The music turned to screeching horror violins late in the third quarter. The Mavericks were up eight points and Davis was defending a high pick-and-roll, backpedaling into the paint in front of Jalen Green. Green slipped a pocket pass to Sengun; Davis pivoted his weight onto his right foot, screamed, grabbed at the region of his dick and balls, and went to the floor. He walked up the court in obvious pain and hid in the corner, perfectly stationary, through the following possession. When the ball went back the other way, Davis did not. The referees badly missed Dante Exum attempting to commit a take foul, but eventually play was halted, and Davis left the court for good.

Davis sounded confident after the game, describing the injury as not serious. Then news broke Sunday that Davis will miss "multiple weeks" and possibly a month or more. It's possible that the severity of the injury, undoubtedly linked to the abdominal troubles that have dogged him all season, surprised Davis. It's also possible that he's so used to missing weeks of a regular season that he doesn't consider an injury that takes him out of action for approximately half of what is left of this one to be very significant. Davis was a reasonably healthy young guy, years ago, but he's played more than 62 games in a season just once since he turned 25 years old. Since the start of the 2018–19 NBA reason, Davis has played in 13 fewer regular-season contests than Joel Embiid. There hasn't been the same sense of compounding, cascading failures, but Davis is another sublimely talented big guy who is almost never fully healthy.

I don't think it's too baldly insane to prefer Davis to Doncic in one game of basketball, or in one series of games. For one thing, Davis has won a title. When he's healthy, he can make a defense all on his own. He can pile up points without needing to handle the ball, and he can make other players' jobs easier without even touching it. As he showed in the bubble playoffs, a fully operational and motivated Davis has end-to-end powers of destruction shared by maybe only one or two other players in the sport. This is not my way of defending the Doncic trade—I hate it, it sucks, it makes me eight or 10 percent less interested in the entire league—but Mavericks fans wouldn't have been crazy to allow themselves a whisper of hope, that however much it hurt to see an all-timer of a homegrown player go to the goddamn Lakers, they themselves might pull from the wreckage the consolation of a championship.

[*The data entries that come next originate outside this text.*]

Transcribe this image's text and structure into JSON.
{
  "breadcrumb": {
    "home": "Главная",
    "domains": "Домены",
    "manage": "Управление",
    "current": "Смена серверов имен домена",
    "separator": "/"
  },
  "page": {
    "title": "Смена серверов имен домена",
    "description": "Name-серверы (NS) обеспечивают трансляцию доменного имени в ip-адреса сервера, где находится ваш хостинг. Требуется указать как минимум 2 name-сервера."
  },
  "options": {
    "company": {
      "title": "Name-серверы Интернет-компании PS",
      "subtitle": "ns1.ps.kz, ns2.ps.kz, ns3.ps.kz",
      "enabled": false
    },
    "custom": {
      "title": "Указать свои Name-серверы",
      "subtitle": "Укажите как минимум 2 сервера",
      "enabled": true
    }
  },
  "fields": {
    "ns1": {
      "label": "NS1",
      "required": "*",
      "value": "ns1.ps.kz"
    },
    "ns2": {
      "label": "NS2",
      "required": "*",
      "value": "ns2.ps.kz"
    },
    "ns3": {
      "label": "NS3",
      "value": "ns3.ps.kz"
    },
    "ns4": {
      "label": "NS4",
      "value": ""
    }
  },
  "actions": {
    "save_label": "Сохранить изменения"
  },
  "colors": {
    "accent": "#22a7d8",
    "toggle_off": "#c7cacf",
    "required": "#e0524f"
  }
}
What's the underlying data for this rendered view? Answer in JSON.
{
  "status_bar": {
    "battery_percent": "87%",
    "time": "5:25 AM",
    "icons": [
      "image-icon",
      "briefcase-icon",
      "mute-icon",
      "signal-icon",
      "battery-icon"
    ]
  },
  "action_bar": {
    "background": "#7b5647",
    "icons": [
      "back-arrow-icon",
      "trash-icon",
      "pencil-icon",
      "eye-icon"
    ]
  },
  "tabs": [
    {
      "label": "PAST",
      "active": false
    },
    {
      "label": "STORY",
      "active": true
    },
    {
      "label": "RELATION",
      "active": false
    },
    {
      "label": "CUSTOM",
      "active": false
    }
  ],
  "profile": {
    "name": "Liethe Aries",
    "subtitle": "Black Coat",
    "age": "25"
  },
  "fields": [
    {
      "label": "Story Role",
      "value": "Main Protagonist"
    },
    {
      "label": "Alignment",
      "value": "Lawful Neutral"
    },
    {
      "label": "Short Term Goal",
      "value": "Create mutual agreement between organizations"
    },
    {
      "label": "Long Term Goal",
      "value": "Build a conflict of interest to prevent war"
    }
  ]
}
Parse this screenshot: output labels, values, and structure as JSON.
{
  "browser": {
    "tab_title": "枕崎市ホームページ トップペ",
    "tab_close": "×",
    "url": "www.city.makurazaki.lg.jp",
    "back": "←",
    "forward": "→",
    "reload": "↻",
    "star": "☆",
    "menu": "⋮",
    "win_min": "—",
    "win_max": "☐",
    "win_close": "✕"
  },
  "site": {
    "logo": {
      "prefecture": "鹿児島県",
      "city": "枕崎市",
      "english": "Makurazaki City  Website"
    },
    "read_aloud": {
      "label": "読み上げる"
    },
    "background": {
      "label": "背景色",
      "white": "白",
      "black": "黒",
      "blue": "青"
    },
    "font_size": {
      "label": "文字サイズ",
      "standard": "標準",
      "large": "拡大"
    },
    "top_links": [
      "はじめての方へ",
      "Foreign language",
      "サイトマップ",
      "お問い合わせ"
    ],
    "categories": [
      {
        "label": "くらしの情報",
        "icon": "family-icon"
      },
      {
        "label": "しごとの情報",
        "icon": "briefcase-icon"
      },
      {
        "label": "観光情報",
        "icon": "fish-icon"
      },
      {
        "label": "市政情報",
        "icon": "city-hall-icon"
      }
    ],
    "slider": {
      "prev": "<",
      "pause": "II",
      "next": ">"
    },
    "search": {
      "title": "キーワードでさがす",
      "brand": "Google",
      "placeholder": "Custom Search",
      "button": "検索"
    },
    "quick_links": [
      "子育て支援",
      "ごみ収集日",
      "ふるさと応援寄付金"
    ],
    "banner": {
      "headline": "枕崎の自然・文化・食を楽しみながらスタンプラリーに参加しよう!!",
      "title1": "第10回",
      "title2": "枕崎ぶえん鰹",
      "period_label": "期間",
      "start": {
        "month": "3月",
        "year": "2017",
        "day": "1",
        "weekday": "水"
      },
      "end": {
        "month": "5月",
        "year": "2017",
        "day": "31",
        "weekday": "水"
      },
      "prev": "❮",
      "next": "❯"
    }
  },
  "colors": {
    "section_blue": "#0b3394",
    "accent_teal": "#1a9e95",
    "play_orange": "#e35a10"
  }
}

They still might! But that will be the only consolation, and the chances were already remote. After 2026 there's a four-year stretch where the Mavericks control outright only one first-round draft pick, the one they snagged from the Lakers in exchange for their future. This injury is reality hitting the team's arena with the force of an asteroid: Davis has to be healthy for whatever is left of his prime for this to work. If it doesn't work, and pending the pulling of some painful ripcords, the Mavericks are going to exit the Davis era pretty close to barren. However much Dumont believes of his own bullshit about culture and character and not taking vacations, the Mavericks sold off one of the sport's three best players, and the "championship-winning outcome" their owner has highlighted as compensation now depends upon someone less dependable than Joel damn Embiid.

So Davis's groin region needs to get better in a hurry. This is the deal Dumont and Harrison made, and it looked bad even when Davis was ambulatory. If he can't play, all that's left is to look to the future, and that's where things get really fucking grim.